Ranging from dense plasmas above nuclear saturation in their interiors to strongly magnetized pair-plasmas in their magnetospheres, neutron stars feature some of the most extreme plasmas in the universe. The delicate interplay between strong gravity, nuclear and plasma physics makes the collision of two neutron stars an ideal playground to study matter in its most extreme form. 

In this talk, I will present recent advances in the state-of-the-art modeling of relativistic plasmas applicable to neutron star mergers and beyond.

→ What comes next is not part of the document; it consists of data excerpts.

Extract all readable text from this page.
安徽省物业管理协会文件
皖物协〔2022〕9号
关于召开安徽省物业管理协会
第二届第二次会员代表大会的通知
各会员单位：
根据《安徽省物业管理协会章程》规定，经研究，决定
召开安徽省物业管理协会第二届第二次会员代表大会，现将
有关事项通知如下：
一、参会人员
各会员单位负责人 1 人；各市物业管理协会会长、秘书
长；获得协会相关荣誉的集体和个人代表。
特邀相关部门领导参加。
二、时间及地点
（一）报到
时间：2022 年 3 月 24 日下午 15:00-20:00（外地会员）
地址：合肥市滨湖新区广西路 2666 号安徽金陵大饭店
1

Starting from hot and dense plasmas formed during the collision of two neutron stars, I will present novel insights into how these plasmas might be obtainable in ground-based experiments. I will then discuss why dissipative effects (e.g., weak-interaction driven bulk viscosity) might be crucial for understanding the post-merger evolution of a binary neutron star coalescence. Going to plasmas at densities below saturation, I will comment on the importance of magnetic fields and relativistic turbulence during the collision. Furthermore, I will present a systematic study of the emission of electromagnetic (EM) flares from the inspiral that can drive powerful EM precursors to gravitational wave events.

The next-generation modeling of relativistic plasmas in these extreme regimes requires the consistent inclusion of dissipative effects into numerical magnetohydrodynamics (MHD) simulations. To this end, I will introduce a novel 14-moment based numerical approach to dissipative relativistic MHD. This 14-moment closure can seamlessly interpolate between the highly collisional limit found in neutron star mergers and heavy-ion collisions, and the weakly coupled Braginskii-like limit of extended MHD appropriate for the study of accretion disks around supermassive black holes. Going beyond these collisional limits, I will also provide an outlook on how to describe the collisionless dynamics of electron-ion/positron plasmas using dissipative two-fluid MHD.